Early research on ADI-270 is encouraging, specifically with preclinical studies presented at the 2023 American Society of Gene and Cell Therapy Meeting, showing that the treatment expanded effectively without harming healthy T cells. A less differentiated T-cell memory phenotype with low expression of exhaustion markers, potent in vitro cytotoxicity, and favorable cytokine and chemokine profiles each were observed with ADI-270.2
Studies via xenografts in immunodeficient mice also showed potent tumor cell killing. Notably, the engineered T cells infiltrated the tumors, multiplied, and became activated within the tumor microenvironment, suggesting they could target the cancer directly.
Kidneys, adrenal glands, genitourinary system, body scan, joint, medical screen 3D render, human anatomy, computer anatomy, body skeleton, X-ray scan: © Leo Viktorov - stock.adobe.com
About the Phase 1/2 Trial of ADI-270
Now, a phase 1/2 trial plans to evaluate ADI-270 in patients aged 18 years and older with histologically or cytologically confirmed ccRCC who have documented evidence of advanced or metastatic disease.3 Once enrolled, patients will undergo lymphodepletion with fludarabine and cyclophosphamide before being treated with a single dose of ADI-270.
Patients are required to have received previous therapy with an immune checkpoint inhibitor and a VEGF inhibitor that has been given in the advanced/metastatic setting, have at least 1 measurable target lesion per RECIST v1.1 criteria, and have a Karnofsky performance status of at least 70. The trial also requires patients to be at least 3 weeks or 5 half-lives removed from their last dose of prior therapy.
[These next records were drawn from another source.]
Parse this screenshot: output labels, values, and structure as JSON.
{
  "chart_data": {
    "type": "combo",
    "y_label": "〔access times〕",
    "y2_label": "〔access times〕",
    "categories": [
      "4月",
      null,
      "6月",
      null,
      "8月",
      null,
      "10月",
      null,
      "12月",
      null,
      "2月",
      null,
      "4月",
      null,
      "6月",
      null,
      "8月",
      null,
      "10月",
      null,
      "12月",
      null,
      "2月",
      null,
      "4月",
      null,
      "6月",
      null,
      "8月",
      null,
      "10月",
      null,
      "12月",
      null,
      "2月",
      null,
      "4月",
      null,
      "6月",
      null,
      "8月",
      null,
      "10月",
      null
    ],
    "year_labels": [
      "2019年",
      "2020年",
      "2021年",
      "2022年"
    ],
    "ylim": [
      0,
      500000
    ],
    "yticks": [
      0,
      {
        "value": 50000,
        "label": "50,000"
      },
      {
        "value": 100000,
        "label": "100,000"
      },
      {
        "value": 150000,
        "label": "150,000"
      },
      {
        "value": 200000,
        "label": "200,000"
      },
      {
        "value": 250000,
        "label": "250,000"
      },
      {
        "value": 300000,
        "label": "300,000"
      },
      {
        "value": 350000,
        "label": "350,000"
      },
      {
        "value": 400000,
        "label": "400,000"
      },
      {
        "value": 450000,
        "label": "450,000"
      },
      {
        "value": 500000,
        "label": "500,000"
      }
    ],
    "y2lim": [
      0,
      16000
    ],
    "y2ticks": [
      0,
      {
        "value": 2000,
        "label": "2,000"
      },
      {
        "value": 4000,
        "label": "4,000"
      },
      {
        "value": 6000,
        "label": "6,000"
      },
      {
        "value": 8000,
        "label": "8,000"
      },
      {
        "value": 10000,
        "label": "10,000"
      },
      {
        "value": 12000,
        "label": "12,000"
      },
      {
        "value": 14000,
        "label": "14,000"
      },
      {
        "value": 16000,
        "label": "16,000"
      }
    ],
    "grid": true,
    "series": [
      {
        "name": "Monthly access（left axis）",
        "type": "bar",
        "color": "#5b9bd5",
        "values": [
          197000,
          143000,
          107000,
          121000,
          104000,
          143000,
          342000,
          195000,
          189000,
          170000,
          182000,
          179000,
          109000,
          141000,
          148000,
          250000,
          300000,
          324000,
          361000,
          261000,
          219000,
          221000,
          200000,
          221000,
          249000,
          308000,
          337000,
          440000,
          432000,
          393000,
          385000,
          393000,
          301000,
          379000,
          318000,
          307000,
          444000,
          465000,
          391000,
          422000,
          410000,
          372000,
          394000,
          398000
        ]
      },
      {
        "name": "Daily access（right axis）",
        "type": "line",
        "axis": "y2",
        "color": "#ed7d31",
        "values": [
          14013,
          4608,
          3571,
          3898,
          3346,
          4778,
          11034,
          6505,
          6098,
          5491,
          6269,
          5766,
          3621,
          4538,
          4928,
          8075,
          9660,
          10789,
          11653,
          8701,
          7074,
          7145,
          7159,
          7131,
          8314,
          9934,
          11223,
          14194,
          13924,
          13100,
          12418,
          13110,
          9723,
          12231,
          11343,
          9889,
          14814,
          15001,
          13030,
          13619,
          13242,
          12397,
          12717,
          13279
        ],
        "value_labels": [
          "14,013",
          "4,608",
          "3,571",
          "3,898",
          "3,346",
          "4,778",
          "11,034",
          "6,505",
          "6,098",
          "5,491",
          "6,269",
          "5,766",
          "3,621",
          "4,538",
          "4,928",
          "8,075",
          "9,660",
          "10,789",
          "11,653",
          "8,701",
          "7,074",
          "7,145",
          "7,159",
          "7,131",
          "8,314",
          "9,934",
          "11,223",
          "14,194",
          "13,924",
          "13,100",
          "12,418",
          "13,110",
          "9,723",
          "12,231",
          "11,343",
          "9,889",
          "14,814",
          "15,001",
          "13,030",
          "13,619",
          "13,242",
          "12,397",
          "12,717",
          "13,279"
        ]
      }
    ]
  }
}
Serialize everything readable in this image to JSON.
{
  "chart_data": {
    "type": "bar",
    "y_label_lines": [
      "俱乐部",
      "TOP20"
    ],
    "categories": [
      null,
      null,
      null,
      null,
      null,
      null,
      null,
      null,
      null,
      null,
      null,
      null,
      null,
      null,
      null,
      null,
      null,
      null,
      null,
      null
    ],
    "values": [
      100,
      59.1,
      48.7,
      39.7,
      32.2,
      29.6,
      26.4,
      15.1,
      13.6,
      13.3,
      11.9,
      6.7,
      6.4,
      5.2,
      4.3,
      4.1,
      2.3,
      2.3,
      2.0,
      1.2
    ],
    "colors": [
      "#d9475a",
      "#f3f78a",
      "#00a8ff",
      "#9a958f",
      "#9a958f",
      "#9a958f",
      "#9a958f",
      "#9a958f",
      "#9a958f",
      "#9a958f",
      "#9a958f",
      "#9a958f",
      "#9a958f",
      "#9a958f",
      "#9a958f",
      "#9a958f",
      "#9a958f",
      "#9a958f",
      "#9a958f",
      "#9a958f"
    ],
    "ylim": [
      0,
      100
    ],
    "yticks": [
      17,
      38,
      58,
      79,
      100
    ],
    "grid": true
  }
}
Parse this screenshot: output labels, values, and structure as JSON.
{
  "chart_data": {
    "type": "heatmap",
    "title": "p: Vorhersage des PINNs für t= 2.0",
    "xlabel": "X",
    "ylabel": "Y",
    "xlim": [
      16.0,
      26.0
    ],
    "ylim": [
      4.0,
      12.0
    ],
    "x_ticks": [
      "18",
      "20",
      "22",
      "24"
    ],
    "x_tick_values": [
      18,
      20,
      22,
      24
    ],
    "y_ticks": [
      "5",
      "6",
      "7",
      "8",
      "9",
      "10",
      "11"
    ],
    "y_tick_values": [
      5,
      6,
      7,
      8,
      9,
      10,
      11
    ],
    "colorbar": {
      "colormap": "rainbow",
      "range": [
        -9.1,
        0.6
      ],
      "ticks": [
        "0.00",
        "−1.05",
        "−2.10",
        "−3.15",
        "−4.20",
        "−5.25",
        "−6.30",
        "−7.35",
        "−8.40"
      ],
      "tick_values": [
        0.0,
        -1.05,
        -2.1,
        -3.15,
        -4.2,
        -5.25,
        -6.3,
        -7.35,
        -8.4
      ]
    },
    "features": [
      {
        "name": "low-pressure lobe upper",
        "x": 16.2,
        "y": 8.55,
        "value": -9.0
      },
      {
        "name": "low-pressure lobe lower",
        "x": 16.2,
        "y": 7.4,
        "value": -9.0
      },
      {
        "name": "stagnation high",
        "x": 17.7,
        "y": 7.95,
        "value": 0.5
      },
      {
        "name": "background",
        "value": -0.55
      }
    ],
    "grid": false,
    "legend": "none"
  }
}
In the dose-escalation portion of the study, investigators will give ADI-270 to patients at ascending dose levels which will be used to determine the maximum tolerated dose (MTD) or maximum assessed dose (MAD). The dose-expansion portion will then continue to evaluate the CAR T-cell therapy at the MTD or MAD.
The incidence of dose-limiting toxicities and the proportion of treatment-emergent and -related adverse effects serve as the primary end points of the trial.